HAVANA – The Cuban government reduced from 6 to 2 percent the projected growth of the island’s Gross Domestic Product, or GDP, for this year, yet more bad economic news that authorities have given the country in recent weeks.
The announcement was made by Cabinet vice president and Economy Minister Marino Murillo during a meeting at which “exceptional measures” were announced starting June 1 to reduce energy consumption, the official daily Juventud Rebelde said Saturday.
“The global downturn affects the country’s export sectors and diminishes revenues from tourism, which leads to an estimated GDP performance above 2 percent but not the 6 percent we previously thought,” Murillo said.
Last December the Cuban Parliament approved an economic plan for 2009 with a 6-percent goal for growth, after the island’s economy grew 4.3 percent in 2008.
According to figures of the Economic Commission for Latin America and the Caribbean, or Cepal, released last April, Cuba will have positive growth in 2009 equal or superior to 3 percent, as will Panama, Peru and Bolivia.
This week the island’s authorities and official media have launched a crusade to reduce electricity consumption, given the country’s grave economic and financial crisis.

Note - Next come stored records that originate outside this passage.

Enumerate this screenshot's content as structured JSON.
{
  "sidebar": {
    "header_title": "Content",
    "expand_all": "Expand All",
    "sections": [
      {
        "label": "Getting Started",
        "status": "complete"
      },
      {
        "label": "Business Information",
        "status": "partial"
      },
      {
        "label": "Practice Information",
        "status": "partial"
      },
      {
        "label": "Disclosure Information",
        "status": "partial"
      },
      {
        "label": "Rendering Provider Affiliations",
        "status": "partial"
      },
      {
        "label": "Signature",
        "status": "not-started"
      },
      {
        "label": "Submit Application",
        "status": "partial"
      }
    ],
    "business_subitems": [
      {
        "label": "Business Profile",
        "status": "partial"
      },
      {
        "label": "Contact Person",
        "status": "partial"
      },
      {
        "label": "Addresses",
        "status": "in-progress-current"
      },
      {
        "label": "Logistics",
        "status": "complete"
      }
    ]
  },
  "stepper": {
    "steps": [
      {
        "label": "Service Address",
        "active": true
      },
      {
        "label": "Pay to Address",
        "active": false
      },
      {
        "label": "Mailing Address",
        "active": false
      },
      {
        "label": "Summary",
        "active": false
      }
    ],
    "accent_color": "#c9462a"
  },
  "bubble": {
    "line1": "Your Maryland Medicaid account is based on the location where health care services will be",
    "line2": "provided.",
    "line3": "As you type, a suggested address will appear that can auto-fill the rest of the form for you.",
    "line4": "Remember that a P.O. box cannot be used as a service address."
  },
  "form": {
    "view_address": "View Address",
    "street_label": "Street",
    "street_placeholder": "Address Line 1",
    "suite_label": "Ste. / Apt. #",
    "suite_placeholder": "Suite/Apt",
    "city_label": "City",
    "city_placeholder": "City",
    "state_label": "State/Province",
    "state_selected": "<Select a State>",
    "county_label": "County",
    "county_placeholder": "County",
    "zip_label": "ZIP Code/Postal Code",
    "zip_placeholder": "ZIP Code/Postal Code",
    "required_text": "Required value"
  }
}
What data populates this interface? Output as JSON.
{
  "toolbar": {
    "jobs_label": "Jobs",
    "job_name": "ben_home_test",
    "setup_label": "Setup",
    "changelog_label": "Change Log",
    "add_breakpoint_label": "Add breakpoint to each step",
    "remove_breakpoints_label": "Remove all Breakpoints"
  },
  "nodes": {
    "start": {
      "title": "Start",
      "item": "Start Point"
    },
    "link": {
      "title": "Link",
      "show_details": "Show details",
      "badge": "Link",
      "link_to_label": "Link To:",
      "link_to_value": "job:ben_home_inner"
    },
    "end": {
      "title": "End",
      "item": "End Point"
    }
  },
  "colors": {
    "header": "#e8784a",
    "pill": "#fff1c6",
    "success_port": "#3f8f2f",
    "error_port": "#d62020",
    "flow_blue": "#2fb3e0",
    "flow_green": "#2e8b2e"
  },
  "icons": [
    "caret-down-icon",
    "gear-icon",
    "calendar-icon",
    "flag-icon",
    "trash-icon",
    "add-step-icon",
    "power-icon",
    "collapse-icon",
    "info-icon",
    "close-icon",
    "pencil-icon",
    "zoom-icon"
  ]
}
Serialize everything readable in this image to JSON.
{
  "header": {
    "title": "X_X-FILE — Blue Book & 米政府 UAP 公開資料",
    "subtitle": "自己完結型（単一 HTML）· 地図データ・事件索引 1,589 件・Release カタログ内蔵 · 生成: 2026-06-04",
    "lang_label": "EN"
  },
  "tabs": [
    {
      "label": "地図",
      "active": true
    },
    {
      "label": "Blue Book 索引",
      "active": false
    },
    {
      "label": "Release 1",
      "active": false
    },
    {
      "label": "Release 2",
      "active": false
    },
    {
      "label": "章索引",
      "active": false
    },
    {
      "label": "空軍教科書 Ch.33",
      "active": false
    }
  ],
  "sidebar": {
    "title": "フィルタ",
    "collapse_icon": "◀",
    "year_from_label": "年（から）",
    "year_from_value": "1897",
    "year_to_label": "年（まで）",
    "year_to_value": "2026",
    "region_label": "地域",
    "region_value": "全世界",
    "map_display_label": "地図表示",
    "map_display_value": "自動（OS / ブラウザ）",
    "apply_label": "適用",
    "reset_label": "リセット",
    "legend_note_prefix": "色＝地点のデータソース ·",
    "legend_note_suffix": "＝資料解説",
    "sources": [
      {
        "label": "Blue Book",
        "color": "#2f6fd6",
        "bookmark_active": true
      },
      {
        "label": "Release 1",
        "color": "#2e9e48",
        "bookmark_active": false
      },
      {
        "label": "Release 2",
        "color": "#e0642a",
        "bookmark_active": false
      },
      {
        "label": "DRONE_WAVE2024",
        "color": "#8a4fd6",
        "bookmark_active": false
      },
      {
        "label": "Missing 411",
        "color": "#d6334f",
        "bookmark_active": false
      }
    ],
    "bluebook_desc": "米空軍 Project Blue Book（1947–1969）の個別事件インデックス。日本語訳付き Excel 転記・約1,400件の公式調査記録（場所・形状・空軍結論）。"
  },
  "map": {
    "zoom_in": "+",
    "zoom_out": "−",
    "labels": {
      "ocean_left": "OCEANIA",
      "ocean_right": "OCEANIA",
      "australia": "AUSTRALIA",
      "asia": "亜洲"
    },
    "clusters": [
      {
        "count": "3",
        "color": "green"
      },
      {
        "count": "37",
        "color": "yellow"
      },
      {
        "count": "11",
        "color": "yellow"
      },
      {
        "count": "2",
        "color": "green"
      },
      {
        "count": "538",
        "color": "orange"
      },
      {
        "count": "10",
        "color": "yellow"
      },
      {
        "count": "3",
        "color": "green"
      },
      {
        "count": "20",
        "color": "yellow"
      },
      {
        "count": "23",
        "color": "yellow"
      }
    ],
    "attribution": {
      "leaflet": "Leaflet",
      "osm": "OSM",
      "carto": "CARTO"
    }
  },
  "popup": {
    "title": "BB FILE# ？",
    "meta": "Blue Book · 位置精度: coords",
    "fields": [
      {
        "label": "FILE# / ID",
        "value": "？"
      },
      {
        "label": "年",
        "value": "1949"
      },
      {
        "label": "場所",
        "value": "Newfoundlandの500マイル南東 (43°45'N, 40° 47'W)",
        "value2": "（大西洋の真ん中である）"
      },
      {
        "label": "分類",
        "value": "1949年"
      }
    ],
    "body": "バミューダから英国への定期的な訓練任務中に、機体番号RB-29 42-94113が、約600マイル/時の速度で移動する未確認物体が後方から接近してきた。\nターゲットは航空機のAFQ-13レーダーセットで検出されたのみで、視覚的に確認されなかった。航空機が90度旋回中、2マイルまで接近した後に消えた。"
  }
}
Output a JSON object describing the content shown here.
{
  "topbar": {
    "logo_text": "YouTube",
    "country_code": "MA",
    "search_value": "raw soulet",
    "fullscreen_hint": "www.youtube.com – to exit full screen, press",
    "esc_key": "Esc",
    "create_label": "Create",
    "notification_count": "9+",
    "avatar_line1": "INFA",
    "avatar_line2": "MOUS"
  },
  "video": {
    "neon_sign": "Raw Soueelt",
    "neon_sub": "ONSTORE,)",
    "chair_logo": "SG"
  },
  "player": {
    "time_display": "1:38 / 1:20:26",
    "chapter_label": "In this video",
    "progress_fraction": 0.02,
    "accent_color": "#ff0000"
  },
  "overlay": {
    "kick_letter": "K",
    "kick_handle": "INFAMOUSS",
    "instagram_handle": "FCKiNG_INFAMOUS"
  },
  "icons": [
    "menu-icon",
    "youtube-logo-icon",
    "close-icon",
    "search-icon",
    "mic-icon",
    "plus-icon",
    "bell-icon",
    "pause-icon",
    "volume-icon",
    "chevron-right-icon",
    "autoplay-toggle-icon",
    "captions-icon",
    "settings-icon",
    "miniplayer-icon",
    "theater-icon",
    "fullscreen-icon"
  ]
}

Murillo said Friday that the state sector, which consumes more than half the electricity on the island, will have to reduce consumption by 12 percent, because the expenditure above and beyond what was planned has already cost some $90 million.
If that goal is not achieved, the economy minister announced that the government will have to resort to blackouts because the country cannot use more fuel for generating electricity.
Official news media have described as very serious the economic crisis and the lack of liquidity, to such a degree that the daily Granma, official organ of the ruling Communist Party, announced that the situation is one of “save or die,” a parody of ex-President Fidel Castro’s slogan “homeland or death.”
The deteriorating economic situation got worse over the last year due to repercussions from the world financial crisis, losses of $10,000 caused by three hurricanes in 2008, the drop in exports and the increasing cost of imported products.